Helen Edwards, of Dunedin,   applies earthen plaster to a replica of a 19th century cottage being...
Helen Edwards, of Dunedin, applies earthen plaster to a replica of a 19th century cottage being built at the Toitu Otago Settlers Museum. Photo by Craig Baxter.
A European settler woman is pictured outside a wattle and daub cottage  in 19th century Otago....
A European settler woman is pictured outside a wattle and daub cottage in 19th century Otago. Photo supplied.

A reminder of what life in Dunedin was like in the 19th century is taking shape with the construction of a replica wattle and daub cottage at the Toitu Otago Settlers Museum.

The cottage will replace one at the museum which displayed, behind glass, three rooms with more elaborate furnishings from a later period of the more-established European settlement.

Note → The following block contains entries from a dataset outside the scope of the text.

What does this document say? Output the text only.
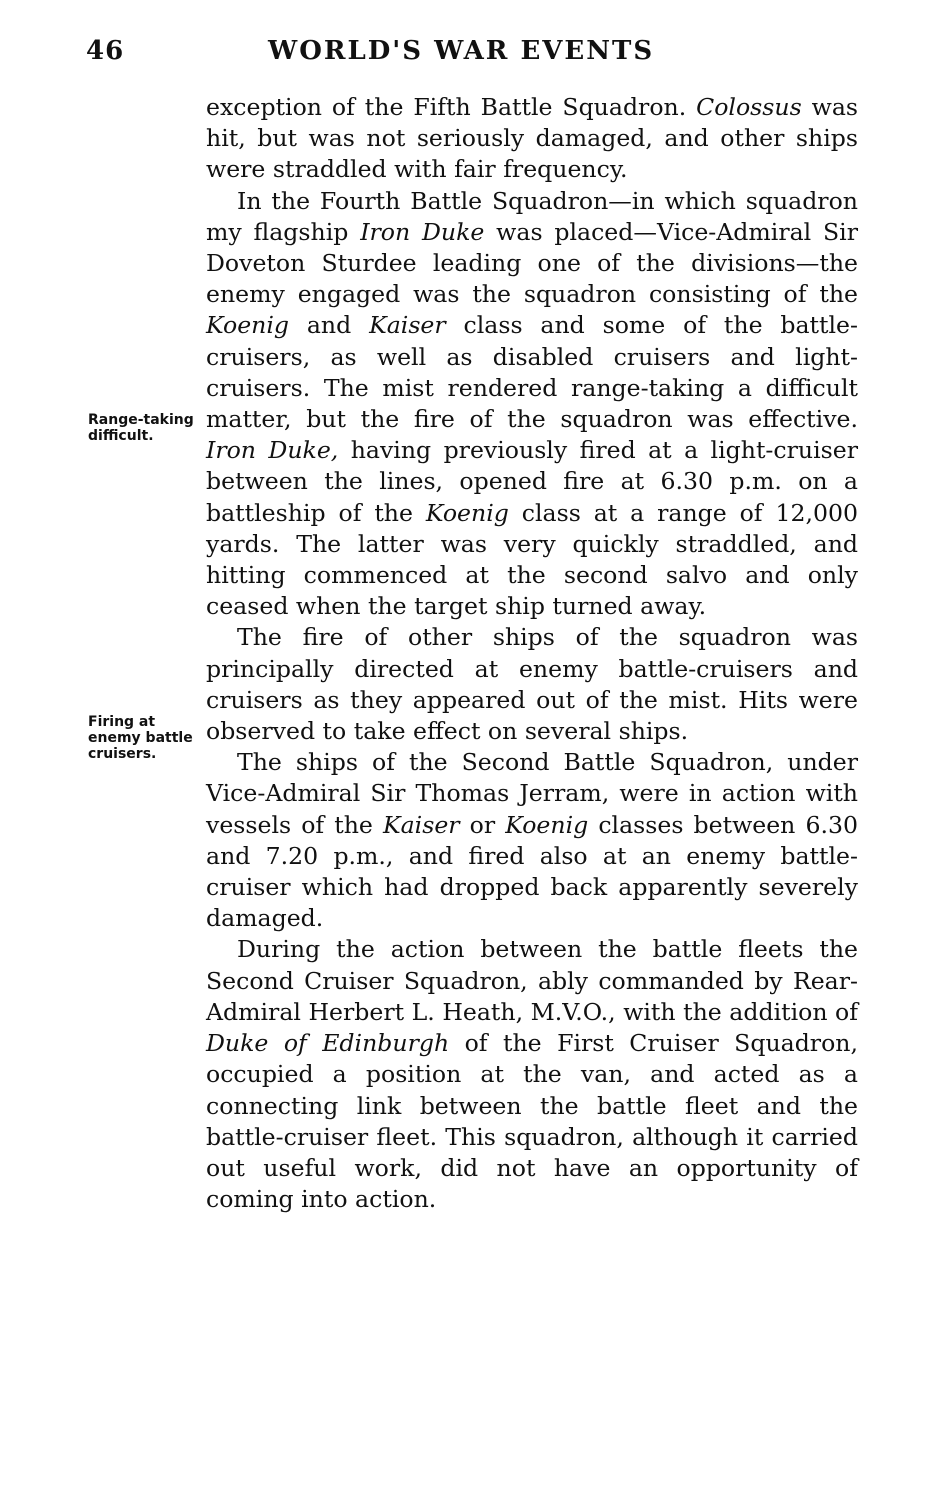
46	WORLD'S WAR EVENTS
Range-taking difficult.
Firing at enemy battle cruisers.

exception of the Fifth Battle Squadron. Colossus was hit, but was not seriously damaged, and other ships were straddled with fair frequency.

In the Fourth Battle Squadron—in which squadron my flagship Iron Duke was placed—Vice-Admiral Sir Doveton Sturdee leading one of the divisions—the enemy engaged was the squadron consisting of the Koenig and Kaiser class and some of the battle-cruisers, as well as disabled cruisers and light-cruisers. The mist rendered range-taking a difficult matter, but the fire of the squadron was effective. Iron Duke, having previously fired at a light-cruiser between the lines, opened fire at 6.30 p.m. on a battleship of the Koenig class at a range of 12,000 yards. The latter was very quickly straddled, and hitting commenced at the second salvo and only ceased when the target ship turned away.

The fire of other ships of the squadron was principally directed at enemy battle-cruisers and cruisers as they appeared out of the mist. Hits were observed to take effect on several ships.

The ships of the Second Battle Squadron, under Vice-Admiral Sir Thomas Jerram, were in action with vessels of the Kaiser or Koenig classes between 6.30 and 7.20 p.m., and fired also at an enemy battle-cruiser which had dropped back apparently severely damaged.

During the action between the battle fleets the Second Cruiser Squadron, ably commanded by Rear-Admiral Herbert L. Heath, M.V.O., with the addition of Duke of Edinburgh of the First Cruiser Squadron, occupied a position at the van, and acted as a connecting link between the battle fleet and the battle-cruiser fleet. This squadron, although it carried out useful work, did not have an opportunity of coming into action.
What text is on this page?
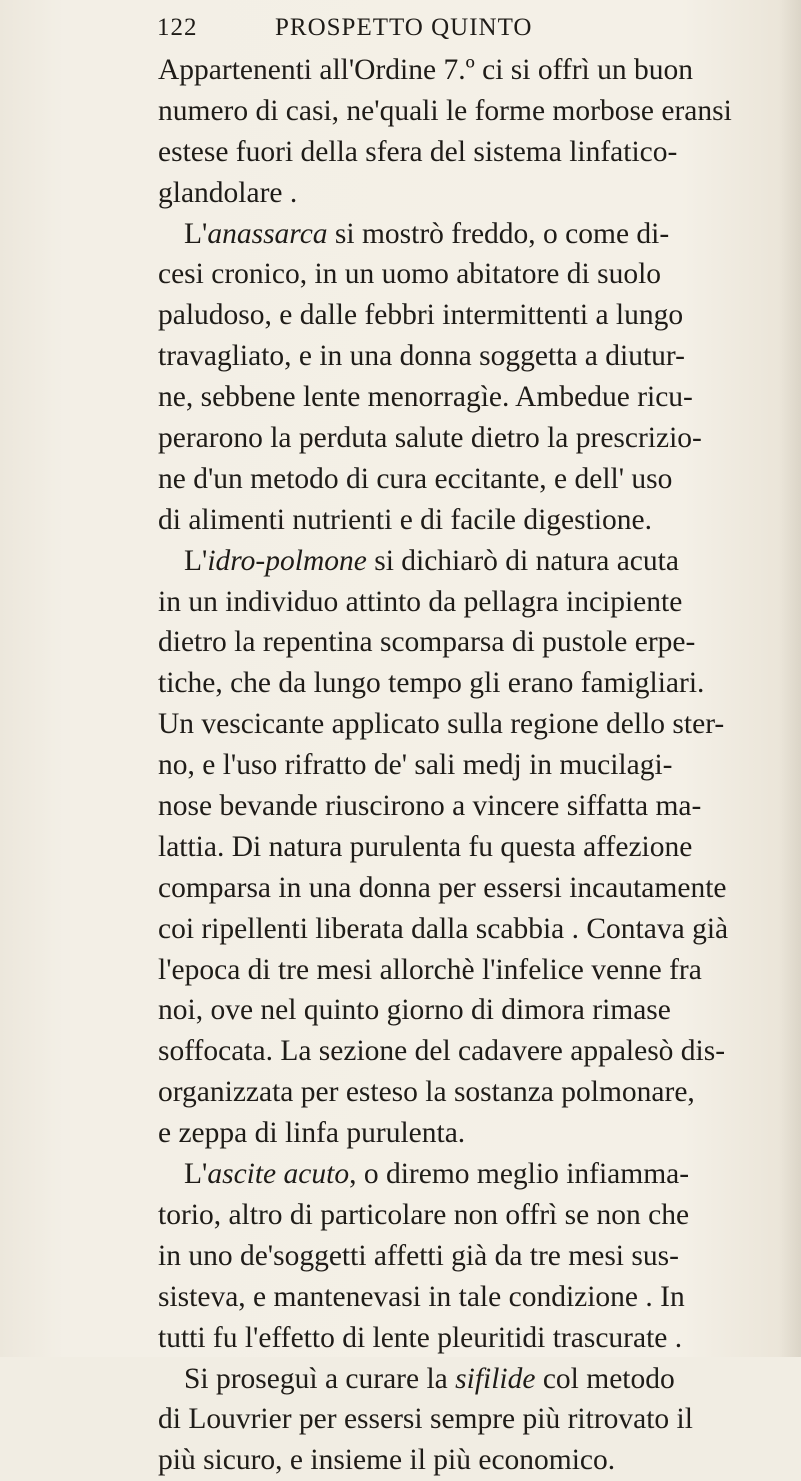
122	PROSPETTO QUINTO
Appartenenti all'Ordine 7.º ci si offrì un buon
numero di casi, ne'quali le forme morbose eransi
estese fuori della sfera del sistema linfatico-
glandolare .
L'anassarca si mostrò freddo, o come di-
cesi cronico, in un uomo abitatore di suolo
paludoso, e dalle febbri intermittenti a lungo
travagliato, e in una donna soggetta a diutur-
ne, sebbene lente menorragìe. Ambedue ricu-
perarono la perduta salute dietro la prescrizio-
ne d'un metodo di cura eccitante, e dell' uso
di alimenti nutrienti e di facile digestione.
L'idro-polmone si dichiarò di natura acuta
in un individuo attinto da pellagra incipiente
dietro la repentina scomparsa di pustole erpe-
tiche, che da lungo tempo gli erano famigliari.
Un vescicante applicato sulla regione dello ster-
no, e l'uso rifratto de' sali medj in mucilagi-
nose bevande riuscirono a vincere siffatta ma-
lattia. Di natura purulenta fu questa affezione
comparsa in una donna per essersi incautamente
coi ripellenti liberata dalla scabbia . Contava già
l'epoca di tre mesi allorchè l'infelice venne fra
noi, ove nel quinto giorno di dimora rimase
soffocata. La sezione del cadavere appalesò dis-
organizzata per esteso la sostanza polmonare,
e zeppa di linfa purulenta.
L'ascite acuto, o diremo meglio infiamma-
torio, altro di particolare non offrì se non che
in uno de'soggetti affetti già da tre mesi sus-
sisteva, e mantenevasi in tale condizione . In
tutti fu l'effetto di lente pleuritidi trascurate .
Si proseguì a curare la sifilide col metodo
di Louvrier per essersi sempre più ritrovato il
più sicuro, e insieme il più economico.
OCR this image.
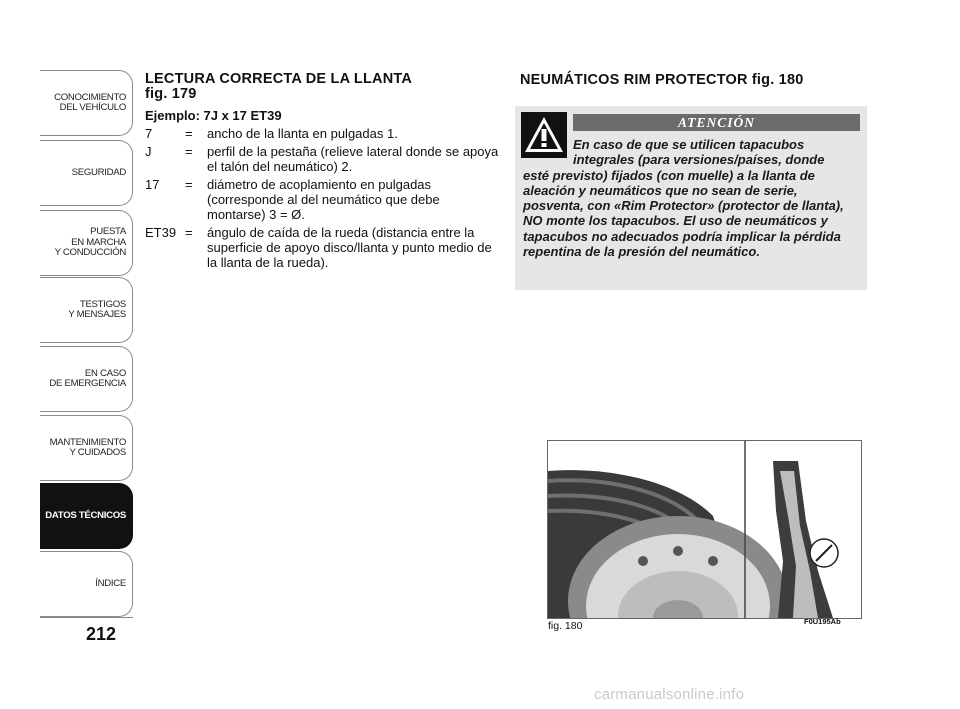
CONOCIMIENTO
DEL VEHÍCULO
SEGURIDAD
PUESTA
EN MARCHA
Y CONDUCCIÓN
TESTIGOS
Y MENSAJES
EN CASO
DE EMERGENCIA
MANTENIMIENTO
Y CUIDADOS
DATOS TÉCNICOS
ÍNDICE
212
LECTURA CORRECTA DE LA LLANTA
fig. 179
Ejemplo: 7J x 17 ET39
7	=	ancho de la llanta en pulgadas 1.
J	=	perfil de la pestaña (relieve lateral donde se apoya el talón del neumático) 2.
17	=	diámetro de acoplamiento en pulgadas (corresponde al del neumático que debe montarse) 3 = Ø.
ET39 =	ángulo de caída de la rueda (distancia entre la superficie de apoyo disco/llanta y punto medio de la llanta de la rueda).
NEUMÁTICOS RIM PROTECTOR fig. 180
ATENCIÓN
En caso de que se utilicen tapacubos integrales (para versiones/países, donde
esté previsto) fijados (con muelle) a la llanta de aleación y neumáticos que no sean de serie, posventa, con «Rim Protector» (protector de llanta), NO monte los tapacubos. El uso de neumáticos y tapacubos no adecuados podría implicar la pérdida repentina de la presión del neumático.
fig. 180	F0U195Ab
carmanualsonline.info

The latest replica focuses on initial organised European settlement in 1848, when house construction was basic and furnishings spartan.

"People had to front up with a bit of grit and character," museum curator and historian Sean Brosnahan said yesterday.

Scottish early settlers used whatever materials were at hand, including mud and manuka wood.

When the museum reopens late this year, visitors will be able to walk into the cottage.

It is modelled on a description of a wattle and daub cottage built by an early Scottish settler, John Buchanan, in 1848, in Dunedin, near Maclaggan St and in the vicinity of the modern Jubilee Park, then thickly covered with trees.

Mr Buchanan had emigrated to Dunedin aboard the sailing ship Philip Laing in 1848, with his brother, Thomas. They had previously been weavers in Kirkintilloch, an area northeast of central Glasgow.

A descendant of the Buchanans, Helen Edwards, said seeing a duplicate of the Buchanan cottage being brought to life had been an "amazingly positive" experience, and "quite emotional".

"After great perseverance and difficulty I have at length succeeded" in building a house, Mr Buchanan had written in an early letter.

This work had been single-handed, except for two and a-half days' help from fellow immigrant Alexander Watson, he noted.